Hava kirliliğinin oluşumunda kirletici kaynak ve topoğrafik koşullar etkili olduğu kadar meteorolojik şartlarda en az onlar kadar etkilidir. Kritik meteorolojik şartların hüküm sürdüğü bazı günlerde yaşanan sis ve hava kirliliği inversiyonun da etkisiyle hava kalitesi ölçüm değerlerinde bölgesel artışlara neden olmaktadır.
İstanbul, bir çok Avrupa şehrine benzer bir şekilde trafikle ilgili kirliliğe maruz kalmaktadır. Özellikle, kritik meteorolojik şartların yaşandığı günlerde trafik yoğunluğu ve kış aylarında artan kömür kullanımına bağlı olarak kirlilik oranlarında artışlar görülebilmektedir. Bu artışlar tüm İstanbul genelinde kendini göstermekle beraber, sanayinin ve trafiğin yoğun olduğu, kömür kullanımının daha fazla olduğu özellikle topoğrafik açıdan dezavantajlı yerlerde kendisini daha fazla hissettirmektedir.
Ayrıca, İstanbul’un hava kirliliği değerlendirilirken, Asya-Afrika ve Avrupa’dan taşınan uzun mesafeli kirlilik de göz önünde bulundurulmalıdır.

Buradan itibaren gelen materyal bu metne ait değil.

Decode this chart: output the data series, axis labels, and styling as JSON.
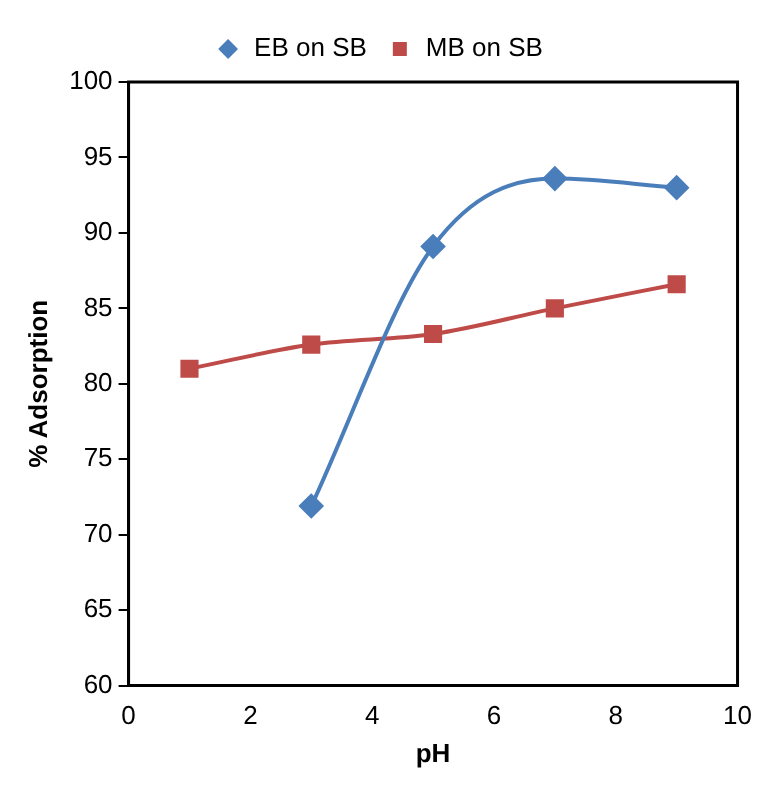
{
  "chart_data": {
    "type": "line",
    "xlabel": "pH",
    "ylabel": "% Adsorption",
    "xlim": [
      0,
      10
    ],
    "xticks": [
      0,
      2,
      4,
      6,
      8,
      10
    ],
    "ylim": [
      60,
      100
    ],
    "yticks": [
      60,
      65,
      70,
      75,
      80,
      85,
      90,
      95,
      100
    ],
    "grid": false,
    "legend": "top",
    "series": [
      {
        "name": "EB on SB",
        "color": "#4a7ebb",
        "marker": "diamond",
        "x": [
          3,
          5,
          7,
          9
        ],
        "values": [
          71.9,
          89.1,
          93.6,
          93.0
        ]
      },
      {
        "name": "MB on SB",
        "color": "#be4b48",
        "marker": "square",
        "x": [
          1,
          3,
          5,
          7,
          9
        ],
        "values": [
          81,
          82.6,
          83.3,
          85,
          86.6
        ]
      }
    ]
  }
}
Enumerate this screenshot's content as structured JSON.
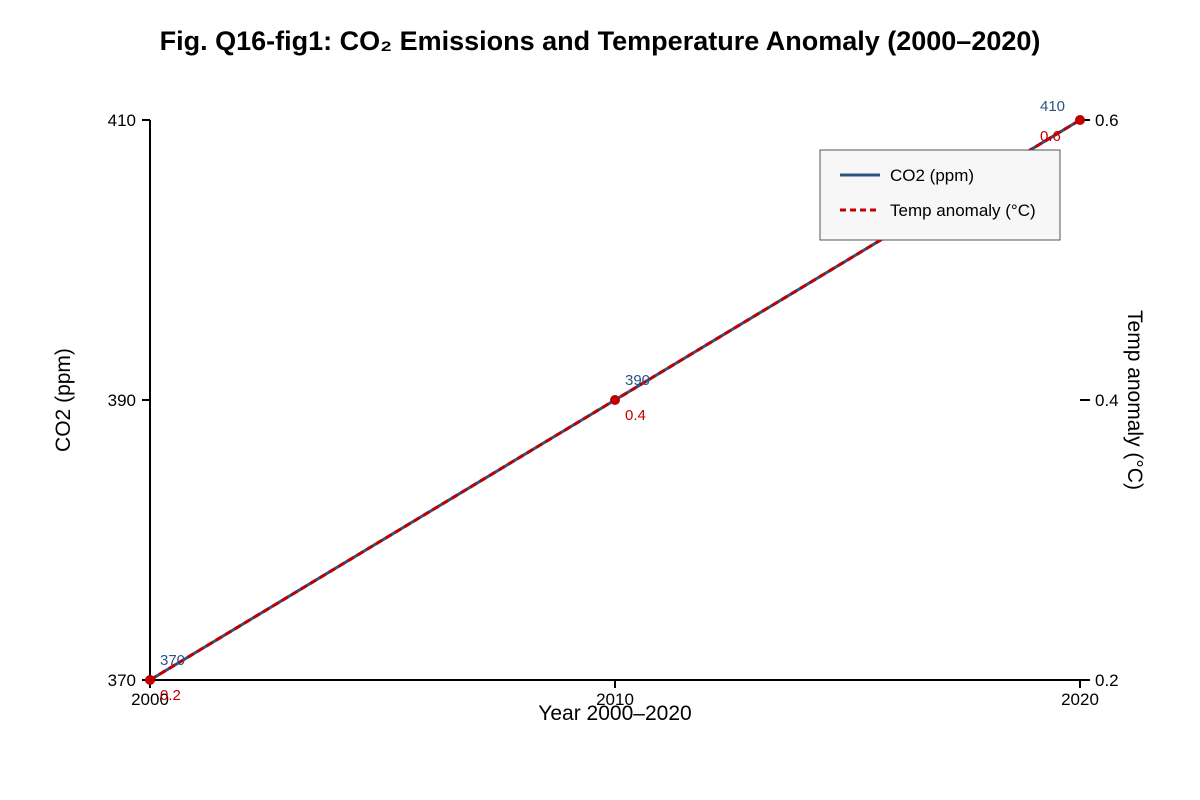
{
  "chart_data": {
    "type": "line",
    "title": "Fig. Q16-fig1: CO₂ Emissions and Temperature Anomaly (2000–2020)",
    "xlabel": "Year 2000–2020",
    "ylabel": "CO2 (ppm)",
    "ylabel_right": "Temp anomaly (°C)",
    "x": [
      2000,
      2010,
      2020
    ],
    "x_tick_labels": [
      "2000",
      "2010",
      "2020"
    ],
    "xlim": [
      2000,
      2020
    ],
    "ylim": [
      370,
      410
    ],
    "ylim_right": [
      0.2,
      0.6
    ],
    "y_ticks": [
      "370",
      "390",
      "410"
    ],
    "y_ticks_right": [
      "0.2",
      "0.4",
      "0.6"
    ],
    "grid": false,
    "legend_position": "top-right",
    "series": [
      {
        "name": "CO2 (ppm)",
        "axis": "left",
        "style": "solid",
        "color": "#2c5480",
        "values": [
          370,
          390,
          410
        ],
        "labels": [
          "370",
          "390",
          "410"
        ]
      },
      {
        "name": "Temp anomaly (°C)",
        "axis": "right",
        "style": "dashed",
        "color": "#c00000",
        "values": [
          0.2,
          0.4,
          0.6
        ],
        "labels": [
          "0.2",
          "0.4",
          "0.6"
        ]
      }
    ]
  }
}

Yapılan bazı araştırmalar, Türkiye’de nispeten yüksek yoğunluklu partikül madde oluşumlarına kuzeybatı ve güney rüzgârlarının etkili olduğunu göstermektedir. Bu da, özellikle Sahra çöl tozlarının ve Doğu Avrupa ülkelerinin etkisini işaret etmektedir.
Hava Kalitesi Değerlendirme ve Yönetimi Yönetmeliği uyarınca hava kirleticiler için belirlenmiş sınır değerler ve Avrupa Birliği Standartları dikkate alındığında, İstanbul’un ölçüm yapılan tüm ilçelerinde ölçüm verilerinin meteorolojiye bağlı olarak kimi zaman düşük kimi zamanda yüksek olduğu görülmektedir.
Hava Kalitesi Değerlendirme ve Yönetimi Yönetmeliğinde, kritik meteorolojik şartların hüküm sürdüğü ve hava kirliliğinin ani artış gösterdiği durumlarda alınması gereken tedbirlere yön vermek üzere, uyarı kademeleri belirlenmiştir. Hava kalitesi merkezden sürekli olarak izlenmekte ve uyarı kademelerinin aşılıp aşılmadığı kontrol edilmektedir.